Which one of the following is the most appropriate initial management step to reduce her risk of future falls?
- A. Order a CT scan of the head
- B. Prescribe a hip protector
- C. Initiate a slow taper of lorazepam
- D. Increase amlodipine to control sitting blood pressure
- E. Refer for immediate ophthalmology assessment
Explanation
The correct answer is:
- C. Initiate a slow taper of lorazepam
Detailed Explanation: This patient presents with a likely mechanical fall compounded by orthostatic hypotension and medication side effects.
- C is correct: Lorazepam (a benzodiazepine) is a significant risk factor for falls in the elderly due to sedation, cognitive slowing, and impairment of balance.
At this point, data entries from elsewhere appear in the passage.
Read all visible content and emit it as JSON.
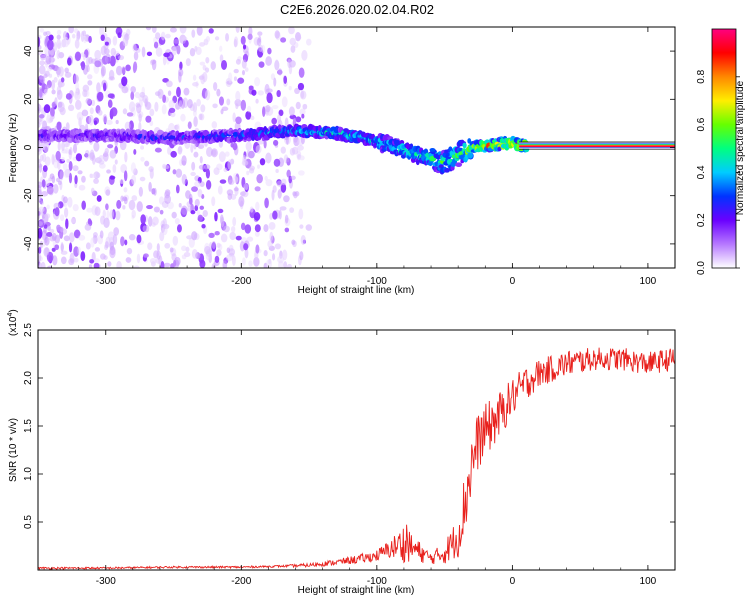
{
  "title": "C2E6.2026.020.02.04.R02",
  "chart_data": [
    {
      "type": "heatmap",
      "xlabel": "Height of straight line (km)",
      "ylabel": "Frequency (Hz)",
      "xlim": [
        -350,
        120
      ],
      "ylim": [
        -50,
        50
      ],
      "xticks": [
        -300,
        -200,
        -100,
        0,
        100
      ],
      "yticks": [
        -40,
        -20,
        0,
        20,
        40
      ],
      "colorbar": {
        "label": "Normalized spectral amplitude",
        "range": [
          0,
          1
        ],
        "ticks": [
          0.0,
          0.2,
          0.4,
          0.6,
          0.8
        ],
        "tick_labels": [
          "0.0",
          "0.2",
          "0.4",
          "0.6",
          "0.8"
        ],
        "colormap": [
          "#ffffff",
          "#b678ff",
          "#6a00ff",
          "#0033ff",
          "#00ccff",
          "#00ff80",
          "#66ff00",
          "#ffee00",
          "#ff8800",
          "#ff0000",
          "#ff0080"
        ]
      },
      "ridge": {
        "x": [
          -350,
          -300,
          -250,
          -200,
          -160,
          -130,
          -110,
          -90,
          -70,
          -50,
          -40,
          -30,
          -15,
          0,
          5,
          120
        ],
        "freq": [
          5,
          5,
          4,
          5,
          7,
          6,
          4,
          1,
          -3,
          -6,
          -3,
          0,
          1,
          2,
          1,
          0
        ],
        "amplitude": [
          0.25,
          0.25,
          0.3,
          0.35,
          0.45,
          0.5,
          0.5,
          0.5,
          0.55,
          0.55,
          0.55,
          0.7,
          0.85,
          0.9,
          0.95,
          0.95
        ]
      },
      "grid": false
    },
    {
      "type": "line",
      "xlabel": "Height of straight line (km)",
      "ylabel": "SNR (10 * v/v)",
      "y_multiplier_label": "(x10",
      "y_multiplier_exponent": "4",
      "y_multiplier_close": ")",
      "xlim": [
        -350,
        120
      ],
      "ylim": [
        0,
        2.5
      ],
      "xticks": [
        -300,
        -200,
        -100,
        0,
        100
      ],
      "yticks": [
        0.5,
        1.0,
        1.5,
        2.0,
        2.5
      ],
      "ytick_labels": [
        "0.5",
        "1.0",
        "1.5",
        "2.0",
        "2.5"
      ],
      "series": [
        {
          "color": "#e8201c",
          "x": [
            -350,
            -300,
            -250,
            -200,
            -170,
            -150,
            -130,
            -110,
            -100,
            -90,
            -80,
            -70,
            -60,
            -50,
            -40,
            -35,
            -30,
            -25,
            -20,
            -10,
            0,
            10,
            20,
            30,
            40,
            60,
            80,
            100,
            120
          ],
          "y": [
            0.02,
            0.02,
            0.03,
            0.03,
            0.04,
            0.05,
            0.08,
            0.12,
            0.15,
            0.22,
            0.28,
            0.2,
            0.12,
            0.18,
            0.35,
            0.7,
            1.1,
            1.35,
            1.45,
            1.6,
            1.8,
            1.95,
            2.05,
            2.1,
            2.15,
            2.2,
            2.2,
            2.15,
            2.2
          ],
          "noise": [
            0.01,
            0.01,
            0.01,
            0.01,
            0.01,
            0.02,
            0.03,
            0.05,
            0.06,
            0.1,
            0.2,
            0.12,
            0.06,
            0.12,
            0.22,
            0.35,
            0.35,
            0.3,
            0.28,
            0.25,
            0.2,
            0.18,
            0.15,
            0.14,
            0.14,
            0.12,
            0.12,
            0.12,
            0.12
          ]
        }
      ],
      "grid": false
    }
  ]
}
Choosing Wisely Canada strongly recommends against using benzodiazepines for insomnia in the elderly. Tapering this medication is a high-yield intervention to reduce fall risk.
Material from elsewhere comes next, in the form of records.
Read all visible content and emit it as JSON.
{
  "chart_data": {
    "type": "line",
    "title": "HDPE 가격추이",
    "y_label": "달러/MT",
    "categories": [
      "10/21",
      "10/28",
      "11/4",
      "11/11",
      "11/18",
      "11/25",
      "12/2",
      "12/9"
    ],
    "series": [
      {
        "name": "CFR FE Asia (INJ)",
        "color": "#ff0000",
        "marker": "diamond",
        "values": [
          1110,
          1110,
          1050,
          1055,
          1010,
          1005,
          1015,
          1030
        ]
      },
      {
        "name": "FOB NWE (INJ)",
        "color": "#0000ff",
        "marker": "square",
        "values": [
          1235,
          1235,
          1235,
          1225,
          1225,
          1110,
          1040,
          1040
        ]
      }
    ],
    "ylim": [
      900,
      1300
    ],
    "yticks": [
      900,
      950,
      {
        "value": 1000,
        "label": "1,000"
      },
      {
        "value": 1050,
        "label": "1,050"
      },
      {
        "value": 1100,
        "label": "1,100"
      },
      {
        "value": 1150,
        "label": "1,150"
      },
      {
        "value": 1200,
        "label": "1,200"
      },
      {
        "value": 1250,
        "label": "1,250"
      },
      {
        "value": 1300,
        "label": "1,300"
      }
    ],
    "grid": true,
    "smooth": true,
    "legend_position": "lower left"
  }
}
- A is incorrect: A CT head is not indicated. She did not lose consciousness, has no focal deficits, and the fall occurred 2 days ago without deterioration (referencing the Canadian CT Head Rule principles).
- B is incorrect: While hip protectors may be considered, they do not prevent the fall itself. Removing the precipitating cause (medication) is higher priority.
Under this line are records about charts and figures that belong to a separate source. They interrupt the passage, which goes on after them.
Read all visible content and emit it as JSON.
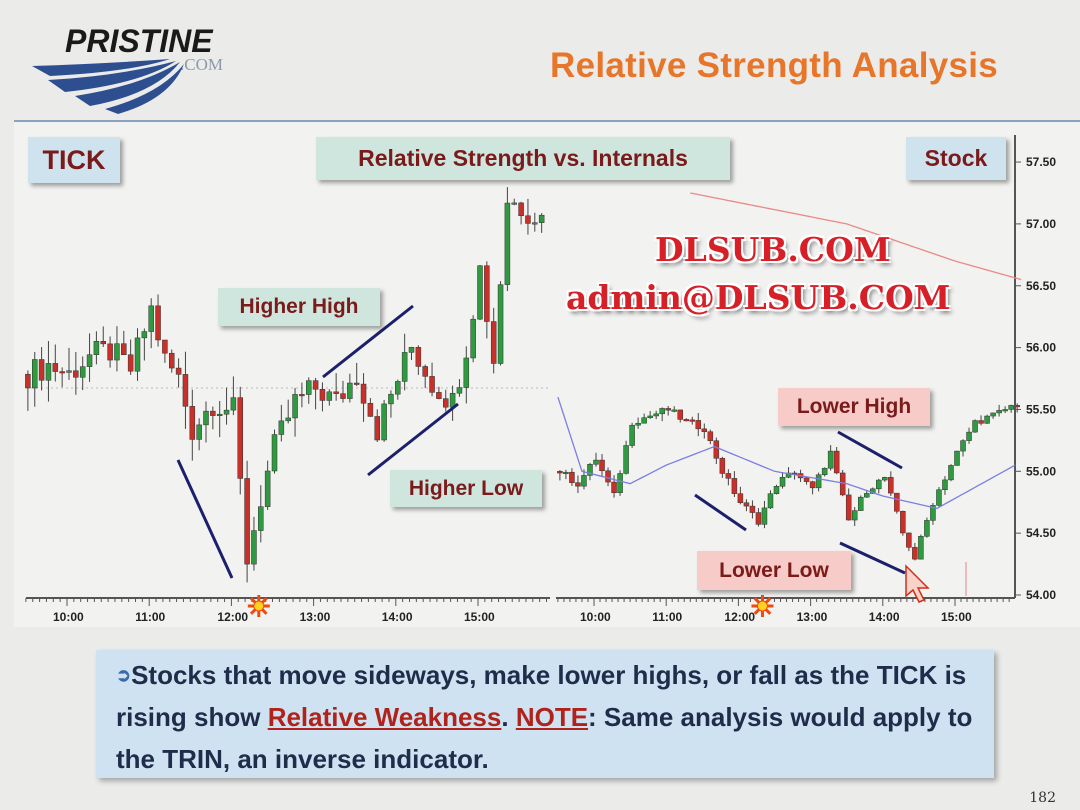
{
  "slide": {
    "logo_text": "PRISTINE",
    "logo_sub": ".COM",
    "title": "Relative Strength Analysis",
    "page_number": "182",
    "watermark_line1": "DLSUB.COM",
    "watermark_line2": "admin@DLSUB.COM",
    "chart_heading": "Relative Strength vs. Internals",
    "note": {
      "part1": "Stocks that move sideways, make lower highs, or fall as the TICK is rising show ",
      "emph1": "Relative Weakness",
      "part2": ".  ",
      "emph2": "NOTE",
      "part3": ":  Same analysis would apply to the TRIN, an inverse indicator."
    }
  },
  "colors": {
    "up": "#2f9a3f",
    "down": "#c8302a",
    "trendline": "#1c1f6b",
    "moving_average_blue": "#7b7fe0",
    "moving_average_red": "#e88a86",
    "title": "#e8762a"
  },
  "chart_data": [
    {
      "type": "candlestick",
      "label": "TICK",
      "x_ticks": [
        "10:00",
        "11:00",
        "12:00",
        "13:00",
        "14:00",
        "15:00"
      ],
      "y_axis": "none",
      "close_path": [
        [
          "9:30",
          48
        ],
        [
          "9:45",
          50
        ],
        [
          "10:00",
          48
        ],
        [
          "10:15",
          52
        ],
        [
          "10:30",
          53
        ],
        [
          "10:45",
          49
        ],
        [
          "11:00",
          62
        ],
        [
          "11:10",
          51
        ],
        [
          "11:20",
          47
        ],
        [
          "11:30",
          36
        ],
        [
          "11:45",
          42
        ],
        [
          "12:00",
          40
        ],
        [
          "12:10",
          8
        ],
        [
          "12:20",
          21
        ],
        [
          "12:30",
          32
        ],
        [
          "12:45",
          42
        ],
        [
          "13:00",
          45
        ],
        [
          "13:15",
          42
        ],
        [
          "13:30",
          48
        ],
        [
          "13:45",
          36
        ],
        [
          "14:00",
          47
        ],
        [
          "14:10",
          54
        ],
        [
          "14:25",
          46
        ],
        [
          "14:40",
          42
        ],
        [
          "14:50",
          54
        ],
        [
          "15:00",
          71
        ],
        [
          "15:10",
          51
        ],
        [
          "15:20",
          86
        ],
        [
          "15:45",
          82
        ]
      ],
      "annotations": [
        "Higher High",
        "Higher Low"
      ],
      "marker": {
        "time": "12:20",
        "icon": "sun-icon"
      }
    },
    {
      "type": "candlestick",
      "label": "Stock",
      "x_ticks": [
        "10:00",
        "11:00",
        "12:00",
        "13:00",
        "14:00",
        "15:00"
      ],
      "y_ticks": [
        "54.00",
        "54.50",
        "55.00",
        "55.50",
        "56.00",
        "56.50",
        "57.00",
        "57.50"
      ],
      "ylim": [
        54.0,
        57.5
      ],
      "close_path": [
        [
          "9:30",
          55.0
        ],
        [
          "9:45",
          54.9
        ],
        [
          "10:00",
          55.1
        ],
        [
          "10:15",
          54.8
        ],
        [
          "10:30",
          55.4
        ],
        [
          "10:45",
          55.45
        ],
        [
          "11:00",
          55.5
        ],
        [
          "11:15",
          55.4
        ],
        [
          "11:30",
          55.35
        ],
        [
          "11:45",
          55.0
        ],
        [
          "12:00",
          54.75
        ],
        [
          "12:15",
          54.6
        ],
        [
          "12:30",
          54.9
        ],
        [
          "12:45",
          55.0
        ],
        [
          "13:00",
          54.85
        ],
        [
          "13:15",
          55.15
        ],
        [
          "13:30",
          54.6
        ],
        [
          "13:45",
          54.85
        ],
        [
          "14:00",
          54.95
        ],
        [
          "14:15",
          54.5
        ],
        [
          "14:25",
          54.3
        ],
        [
          "14:40",
          54.75
        ],
        [
          "15:00",
          55.15
        ],
        [
          "15:15",
          55.4
        ],
        [
          "15:30",
          55.45
        ],
        [
          "15:50",
          55.55
        ]
      ],
      "blue_average": [
        [
          "9:30",
          55.6
        ],
        [
          "9:50",
          55.0
        ],
        [
          "10:30",
          54.9
        ],
        [
          "11:00",
          55.05
        ],
        [
          "11:40",
          55.2
        ],
        [
          "12:30",
          55.0
        ],
        [
          "13:30",
          54.9
        ],
        [
          "14:00",
          54.8
        ],
        [
          "14:45",
          54.7
        ],
        [
          "15:50",
          55.05
        ]
      ],
      "red_average": [
        [
          "11:20",
          57.25
        ],
        [
          "13:30",
          57.0
        ],
        [
          "15:00",
          56.7
        ],
        [
          "15:55",
          56.55
        ]
      ],
      "annotations": [
        "Lower High",
        "Lower Low"
      ],
      "marker": {
        "time": "12:20",
        "icon": "sun-icon"
      }
    }
  ]
}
- D is incorrect: The patient already demonstrates orthostatic hypotension (systolic drop of 25 mmHg). Increasing antihypertensives would worsen the orthostasis and increase fall risk.
- E is incorrect: While vision checks are part of a multifactorial assessment, there is no indication in the stem of acute visual pathology. The medication issue is the most glaring and immediate modifiable risk factor.
References
- Public Health Agency of Canada. Seniors’ Falls in Canada: Second Report. Available at: https://www.canada.ca/en/public-health/services/health-promotion/aging-seniors/publications/publications-general-public/seniors-falls-canada-second-report.html
- Choosing Wisely Canada. Geriatrics: Five Things Physicians and Patients Should Question. Available at: https://choosingwiselycanada.org/geriatrics/
- Canadian Task Force on Preventive Health Care. Prevention of Falls in Older Adults.
- Osteoporosis Canada. 2010 Clinical Practice Guidelines for the Diagnosis and Management of Osteoporosis in Canada.
- Medical Council of Canada. MCCQE Part I Objectives: Falls.
- Stiell, I.G., et al. The Canadian CT Head Rule for patients with minor head injury. Lancet. 2001.